Home

Gerechtshof Den Haag, 11-05-2022, ECLI:NL:GHDHA:2022:1090, BK-21/00433

Gerechtshof Den Haag, 11-05-2022, ECLI:NL:GHDHA:2022:1090, BK-21/00433

Gegevens

Instantie
Gerechtshof Den Haag
Datum uitspraak
11 mei 2022
Datum publicatie
21 juli 2022
ECLI
ECLI:NL:GHDHA:2022:1090
Formele relaties
Zaaknummer
BK-21/00433

Inhoudsindicatie

Geen recht op arbeidskorting voor belanghebbende met WAO-uitkering en de onderbouwing voor een hogere aftrek van specifieke zorgkosten ontbreekt.

Uitspraak

Team Belastingrecht

enkelvoudige kamer

nummer BK-21/00433

in het geding tussen:

en

(vertegenwoordiger: […] )

op het hoger beroep van belanghebbende tegen de uitspraak van de Rechtbank Den Haag (de Rechtbank) van 15 juni 2021, nummer SGR 20/6088.

Procesverloop

1.1.

Aan belanghebbende is voor het jaar 2018 een aanslag in de inkomstenbelasting/premie volksverzekeringen (IB/PVV) opgelegd naar een belastbaar inkomen uit werk en woning van € 18.939.

1.2.

Bij uitspraak op bezwaar heeft de Inspecteur het bezwaar tegen de aanslag afgewezen.

1.3.

Belanghebbende heeft tegen de uitspraak op bezwaar beroep bij de Rechtbank ingesteld. Van belanghebbende is een griffierecht geheven van € 48. De Rechtbank heeft het beroep ongegrond verklaard.

1.4.

Belanghebbende heeft tegen de uitspraak van de Rechtbank hoger beroep ingesteld bij het Hof. Van belanghebbende is een griffierecht geheven van € 134. De Inspecteur heeft een verweerschrift ingediend.

1.5.

De mondelinge behandeling van de zaak heeft plaatsgehad ter zitting van het Hof van 21 april 2022, gehouden te Den Haag. Partijen zijn verschenen.

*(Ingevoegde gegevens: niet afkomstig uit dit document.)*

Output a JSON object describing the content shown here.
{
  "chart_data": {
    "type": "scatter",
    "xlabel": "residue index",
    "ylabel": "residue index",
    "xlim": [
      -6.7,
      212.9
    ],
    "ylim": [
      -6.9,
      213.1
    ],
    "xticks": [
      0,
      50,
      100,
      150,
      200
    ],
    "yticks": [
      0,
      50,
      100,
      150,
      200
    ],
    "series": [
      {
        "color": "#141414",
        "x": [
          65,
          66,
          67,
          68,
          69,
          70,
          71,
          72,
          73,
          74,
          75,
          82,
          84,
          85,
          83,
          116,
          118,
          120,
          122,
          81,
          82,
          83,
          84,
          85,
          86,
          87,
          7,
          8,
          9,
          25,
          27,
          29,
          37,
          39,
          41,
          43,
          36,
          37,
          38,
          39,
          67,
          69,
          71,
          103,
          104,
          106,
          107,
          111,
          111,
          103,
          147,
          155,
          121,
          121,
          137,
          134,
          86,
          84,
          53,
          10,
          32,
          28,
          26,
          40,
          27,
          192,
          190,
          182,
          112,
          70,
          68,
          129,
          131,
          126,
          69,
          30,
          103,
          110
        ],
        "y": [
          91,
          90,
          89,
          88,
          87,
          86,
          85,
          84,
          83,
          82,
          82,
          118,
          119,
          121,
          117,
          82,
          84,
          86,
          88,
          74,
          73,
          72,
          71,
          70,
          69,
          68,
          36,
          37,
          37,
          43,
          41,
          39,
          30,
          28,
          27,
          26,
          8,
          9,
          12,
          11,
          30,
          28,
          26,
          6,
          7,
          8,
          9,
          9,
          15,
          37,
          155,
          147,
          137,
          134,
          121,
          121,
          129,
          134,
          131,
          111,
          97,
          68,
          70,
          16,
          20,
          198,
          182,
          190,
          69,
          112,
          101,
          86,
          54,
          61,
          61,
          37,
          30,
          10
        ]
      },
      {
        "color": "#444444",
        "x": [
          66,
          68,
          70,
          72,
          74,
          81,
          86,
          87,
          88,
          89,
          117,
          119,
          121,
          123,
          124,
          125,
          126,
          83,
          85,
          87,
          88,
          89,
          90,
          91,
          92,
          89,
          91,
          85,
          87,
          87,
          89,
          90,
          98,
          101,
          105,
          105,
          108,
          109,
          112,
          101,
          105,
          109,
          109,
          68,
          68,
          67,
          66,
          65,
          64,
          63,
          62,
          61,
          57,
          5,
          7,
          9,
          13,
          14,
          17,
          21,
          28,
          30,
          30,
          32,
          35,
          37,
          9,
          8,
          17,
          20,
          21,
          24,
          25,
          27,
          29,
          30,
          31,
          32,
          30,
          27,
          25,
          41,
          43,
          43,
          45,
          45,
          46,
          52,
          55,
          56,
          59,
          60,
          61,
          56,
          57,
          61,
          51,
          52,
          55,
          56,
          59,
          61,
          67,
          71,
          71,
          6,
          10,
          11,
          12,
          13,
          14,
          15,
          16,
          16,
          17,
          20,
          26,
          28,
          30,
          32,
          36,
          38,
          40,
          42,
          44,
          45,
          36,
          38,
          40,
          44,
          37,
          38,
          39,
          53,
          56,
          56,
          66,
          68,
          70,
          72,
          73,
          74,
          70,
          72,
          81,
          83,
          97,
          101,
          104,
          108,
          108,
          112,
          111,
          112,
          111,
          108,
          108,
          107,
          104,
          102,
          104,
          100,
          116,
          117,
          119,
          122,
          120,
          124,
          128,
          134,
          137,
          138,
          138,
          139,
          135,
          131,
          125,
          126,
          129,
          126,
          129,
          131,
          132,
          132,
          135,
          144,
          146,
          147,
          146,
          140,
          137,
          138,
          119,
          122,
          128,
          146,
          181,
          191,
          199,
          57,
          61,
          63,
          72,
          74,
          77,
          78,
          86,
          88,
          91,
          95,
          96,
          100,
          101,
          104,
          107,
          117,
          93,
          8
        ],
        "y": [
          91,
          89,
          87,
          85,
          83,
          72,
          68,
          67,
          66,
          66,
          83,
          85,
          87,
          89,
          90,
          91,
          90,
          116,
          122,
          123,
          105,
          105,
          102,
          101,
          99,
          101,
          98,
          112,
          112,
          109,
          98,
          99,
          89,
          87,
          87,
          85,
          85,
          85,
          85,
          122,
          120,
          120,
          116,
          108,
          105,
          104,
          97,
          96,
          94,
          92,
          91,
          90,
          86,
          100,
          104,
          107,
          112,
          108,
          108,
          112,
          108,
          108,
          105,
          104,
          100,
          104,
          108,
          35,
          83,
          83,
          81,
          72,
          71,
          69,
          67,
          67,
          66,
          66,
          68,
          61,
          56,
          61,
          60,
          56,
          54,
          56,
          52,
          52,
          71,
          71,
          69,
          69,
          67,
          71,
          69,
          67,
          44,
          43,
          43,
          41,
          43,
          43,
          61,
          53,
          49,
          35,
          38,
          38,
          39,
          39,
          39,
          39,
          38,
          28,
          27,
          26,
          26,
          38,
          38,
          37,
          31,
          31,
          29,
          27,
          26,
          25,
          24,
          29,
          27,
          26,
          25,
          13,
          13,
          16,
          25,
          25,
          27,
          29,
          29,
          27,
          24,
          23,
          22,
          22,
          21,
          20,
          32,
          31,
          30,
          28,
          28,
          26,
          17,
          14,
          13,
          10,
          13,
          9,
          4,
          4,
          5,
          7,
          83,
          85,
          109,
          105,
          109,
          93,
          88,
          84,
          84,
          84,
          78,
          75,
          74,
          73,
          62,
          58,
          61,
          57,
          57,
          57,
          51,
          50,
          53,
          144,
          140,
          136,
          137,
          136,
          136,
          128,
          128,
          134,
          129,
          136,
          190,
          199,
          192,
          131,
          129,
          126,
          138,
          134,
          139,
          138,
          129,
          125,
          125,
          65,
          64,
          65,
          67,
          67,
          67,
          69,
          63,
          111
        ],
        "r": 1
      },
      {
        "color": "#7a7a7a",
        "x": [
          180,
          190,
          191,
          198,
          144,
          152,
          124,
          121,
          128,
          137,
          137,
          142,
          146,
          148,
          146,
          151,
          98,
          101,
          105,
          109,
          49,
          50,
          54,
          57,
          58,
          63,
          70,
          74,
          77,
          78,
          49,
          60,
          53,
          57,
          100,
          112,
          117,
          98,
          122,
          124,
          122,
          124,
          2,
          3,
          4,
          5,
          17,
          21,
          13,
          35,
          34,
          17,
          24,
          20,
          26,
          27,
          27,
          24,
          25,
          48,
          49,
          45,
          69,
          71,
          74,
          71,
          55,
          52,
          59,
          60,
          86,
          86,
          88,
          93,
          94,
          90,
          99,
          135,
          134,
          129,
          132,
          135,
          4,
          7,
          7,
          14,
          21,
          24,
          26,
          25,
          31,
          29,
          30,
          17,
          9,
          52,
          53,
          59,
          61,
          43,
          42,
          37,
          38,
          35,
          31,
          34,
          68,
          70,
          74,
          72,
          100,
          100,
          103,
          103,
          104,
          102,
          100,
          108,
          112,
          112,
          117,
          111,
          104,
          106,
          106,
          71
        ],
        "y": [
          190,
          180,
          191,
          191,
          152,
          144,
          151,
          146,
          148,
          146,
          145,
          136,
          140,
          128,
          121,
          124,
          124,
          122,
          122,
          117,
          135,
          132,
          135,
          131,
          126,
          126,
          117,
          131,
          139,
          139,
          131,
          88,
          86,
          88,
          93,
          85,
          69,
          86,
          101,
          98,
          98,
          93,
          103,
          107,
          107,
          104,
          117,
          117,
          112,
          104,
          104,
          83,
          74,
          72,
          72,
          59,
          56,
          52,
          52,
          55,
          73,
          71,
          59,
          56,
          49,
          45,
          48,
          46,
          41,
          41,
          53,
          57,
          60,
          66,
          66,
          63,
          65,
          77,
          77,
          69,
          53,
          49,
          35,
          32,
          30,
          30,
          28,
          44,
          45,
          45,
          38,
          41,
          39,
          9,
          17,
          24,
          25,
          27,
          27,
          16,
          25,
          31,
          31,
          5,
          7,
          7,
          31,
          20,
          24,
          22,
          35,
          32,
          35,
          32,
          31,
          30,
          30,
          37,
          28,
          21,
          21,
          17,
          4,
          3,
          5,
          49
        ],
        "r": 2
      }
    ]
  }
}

Van het verhandelde ter zitting is een proces-verbaal opgemaakt.

Feiten

2.1.

Belanghebbende is alleenstaand en ontving in 2018 een WAO-uitkering van € 20.588.

2.2.

Op 11 juni 2019 heeft belanghebbende voor het jaar 2018 aangifte IB/PVV gedaan naar een belastbaar inkomen uit werk en woning van € 18.939. In de aangifte heeft belanghebbende een bedrag van € 1.649 als persoonsgebonden aftrek op zijn inkomen in mindering gebracht, bestaande uit uitgaven voor specifieke zorgkosten (€ 1.401), kwijtgescholden durfkapitaal (€ 40) en giften (€ 208).

2.3.

Met dagtekening 30 juli 2020 heeft de Inspecteur, overeenkomstig de aangifte, de

definitieve aanslag IB/PVV 2018 opgelegd waarbij het belastbaar inkomen uit werk en

woning is vastgesteld op € 18.939. De definitieve aanslag is vastgesteld op een te

ontvangen bedrag van € 345. Na verrekening met de eerdere voorlopige aanslagen resteert

een te betalen bedrag van nihil.

2.4.

Nadat belanghebbende bij brief van 12 november 2019 bezwaar heeft gemaakt tegen de aanslag IB/PVV 2018, heeft de Inspecteur in zijn brief 5 augustus 2020 belanghebbende verzocht om zijn bezwaar nader toe te lichten. Bij e-mails van 8 en 9 augustus heeft belanghebbende hierop gereageerd.

2.5.

Na diverse correspondentie heeft de Inspecteur bij e-mail van 10 augustus 2020 aan

belanghebbende aangekondigd dat hij voornemens is om het bezwaar van belanghebbende af te wijzen, omdat belanghebbende niet heeft aangegeven dat de aanslag IB/PVV 2018 onjuist zou zijn opgelegd.

Oordeel van de Rechtbank

3. De Rechtbank heeft het volgende overwogen, waarbij belanghebbende is aangeduid als eiser en de Inspecteur als verweerder:

”7. De rechtbank begrijpt het beroepschrift zo dat eiser de hoogte van de aanslag

betwist en dat eiser meent recht te hebben op arbeidskorting en een hoger bedrag aan

persoonsgebonden aftrek voor specifieke zorgkosten.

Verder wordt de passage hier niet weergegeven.